In this lab you'll perform a few quick tests to help you better understand how hypothesis testing works.
You will be able to:
- Understand and explain use cases for a one-sample z-test
- Set up null and alternative hypotheses
- Calculate z-statistic using z-tables and CDF functions
- Calculate and interpret p-value for significance of results
A fast food chain claims that the mean time to order food at their restaurants is 60 seconds, with a standard deviation of 30 seconds. You decide to take this claim to the test and go to one of the restaurants to observe actual waiting times. You take a sample of 36 customers and find that the mean order time was 75 seconds. Does this finding prove enough evidence to contradict the fast food chain's claim of fast service?
Follow the 5 steps shown in previous lesson and use
# State you null and alternative hypotheses
# Your solution here
# (p = 0.0013498980316301035, z = 3.0)
# Interpret the results in terms of the p-value
25 students complete a preparation program for taking the SAT test. Here are the SAT scores from the 25 students who completed program:
434 694 457 534 720 400 484 478 610 641 425 636 454 514 563 370 499 640 501 625 612 471 598 509 531
We know that the population average for SAT scores is 500 with a standard deviation of 100.

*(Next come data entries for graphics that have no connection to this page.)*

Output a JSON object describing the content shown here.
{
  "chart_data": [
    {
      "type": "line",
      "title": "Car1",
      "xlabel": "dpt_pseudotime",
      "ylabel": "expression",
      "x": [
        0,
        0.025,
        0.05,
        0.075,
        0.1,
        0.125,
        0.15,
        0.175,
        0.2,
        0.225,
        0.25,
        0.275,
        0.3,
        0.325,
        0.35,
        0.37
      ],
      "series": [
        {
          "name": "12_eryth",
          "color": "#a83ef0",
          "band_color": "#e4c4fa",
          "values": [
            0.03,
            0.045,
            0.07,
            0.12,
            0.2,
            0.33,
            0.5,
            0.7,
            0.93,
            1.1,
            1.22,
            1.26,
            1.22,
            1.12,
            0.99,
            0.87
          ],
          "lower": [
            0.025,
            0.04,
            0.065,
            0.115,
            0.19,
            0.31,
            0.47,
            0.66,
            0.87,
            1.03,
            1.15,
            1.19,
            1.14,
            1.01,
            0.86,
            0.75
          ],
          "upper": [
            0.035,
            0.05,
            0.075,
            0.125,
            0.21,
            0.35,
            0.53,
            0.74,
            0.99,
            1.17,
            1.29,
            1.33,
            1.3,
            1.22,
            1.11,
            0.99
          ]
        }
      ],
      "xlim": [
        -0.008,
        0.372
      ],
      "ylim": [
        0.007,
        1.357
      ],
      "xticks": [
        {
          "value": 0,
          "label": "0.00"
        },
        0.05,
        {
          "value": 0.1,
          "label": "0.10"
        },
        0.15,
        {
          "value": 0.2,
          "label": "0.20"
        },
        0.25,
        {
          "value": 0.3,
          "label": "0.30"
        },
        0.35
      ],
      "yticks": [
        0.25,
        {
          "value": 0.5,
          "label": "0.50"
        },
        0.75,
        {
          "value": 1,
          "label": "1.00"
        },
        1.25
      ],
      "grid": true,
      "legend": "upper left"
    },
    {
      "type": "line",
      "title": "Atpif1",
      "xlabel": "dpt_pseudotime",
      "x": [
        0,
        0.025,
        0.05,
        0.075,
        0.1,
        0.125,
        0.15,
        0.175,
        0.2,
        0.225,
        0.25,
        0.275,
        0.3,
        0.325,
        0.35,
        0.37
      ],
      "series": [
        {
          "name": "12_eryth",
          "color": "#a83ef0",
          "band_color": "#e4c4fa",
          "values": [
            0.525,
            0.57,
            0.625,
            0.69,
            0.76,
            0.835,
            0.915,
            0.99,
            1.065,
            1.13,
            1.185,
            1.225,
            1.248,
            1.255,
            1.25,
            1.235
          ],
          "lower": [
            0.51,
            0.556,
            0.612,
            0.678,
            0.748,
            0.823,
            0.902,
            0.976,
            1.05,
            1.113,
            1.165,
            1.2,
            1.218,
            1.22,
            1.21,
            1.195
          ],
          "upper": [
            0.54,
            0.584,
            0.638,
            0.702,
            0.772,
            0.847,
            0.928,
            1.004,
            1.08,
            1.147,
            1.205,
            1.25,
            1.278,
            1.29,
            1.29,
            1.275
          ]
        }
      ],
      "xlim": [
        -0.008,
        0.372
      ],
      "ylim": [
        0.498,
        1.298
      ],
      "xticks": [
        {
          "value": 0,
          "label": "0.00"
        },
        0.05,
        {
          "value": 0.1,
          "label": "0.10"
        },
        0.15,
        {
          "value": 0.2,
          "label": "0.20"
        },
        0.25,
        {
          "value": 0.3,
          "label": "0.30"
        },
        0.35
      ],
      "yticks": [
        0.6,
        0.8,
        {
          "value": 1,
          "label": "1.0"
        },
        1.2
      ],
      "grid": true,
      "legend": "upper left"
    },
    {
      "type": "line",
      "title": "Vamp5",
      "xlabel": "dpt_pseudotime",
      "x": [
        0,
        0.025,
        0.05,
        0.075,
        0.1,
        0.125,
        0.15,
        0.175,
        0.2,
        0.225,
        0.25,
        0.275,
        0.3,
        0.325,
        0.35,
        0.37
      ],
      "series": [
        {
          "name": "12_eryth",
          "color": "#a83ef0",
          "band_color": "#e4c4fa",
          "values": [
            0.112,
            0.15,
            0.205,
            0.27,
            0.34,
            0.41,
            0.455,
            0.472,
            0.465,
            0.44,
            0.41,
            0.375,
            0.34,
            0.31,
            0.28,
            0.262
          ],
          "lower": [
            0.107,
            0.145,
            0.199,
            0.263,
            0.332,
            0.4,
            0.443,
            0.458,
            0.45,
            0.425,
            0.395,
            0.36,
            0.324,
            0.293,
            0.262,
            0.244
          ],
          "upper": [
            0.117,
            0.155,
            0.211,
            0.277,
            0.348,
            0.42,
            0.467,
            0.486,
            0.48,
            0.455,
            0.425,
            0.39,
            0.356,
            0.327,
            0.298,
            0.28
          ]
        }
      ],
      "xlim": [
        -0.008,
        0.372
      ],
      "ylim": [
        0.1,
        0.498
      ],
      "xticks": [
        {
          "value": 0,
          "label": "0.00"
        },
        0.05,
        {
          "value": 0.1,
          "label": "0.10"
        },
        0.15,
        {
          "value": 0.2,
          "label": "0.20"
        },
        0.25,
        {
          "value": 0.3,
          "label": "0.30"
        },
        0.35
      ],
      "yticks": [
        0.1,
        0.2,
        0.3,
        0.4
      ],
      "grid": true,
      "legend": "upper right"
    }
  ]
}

Are our 25 students’ SAT scores significantly bigger than a population mean?
Note that the SAT preparation program claims that it will increase (and not decrease) the SAT score. So, you can conduct a one-directional test. (alpha = .05).
# State your hypotheses
# Give your solution here
# p = 0.03593031911292577, z = 1.8
# Interpret the results in terms of the p-value
In this lesson, you conducted a couple of simple tests comparing sample and population means, in an attempt to reject our null hypotheses. This provides you with a strong foundation to move ahead with more advanced tests and approaches later on.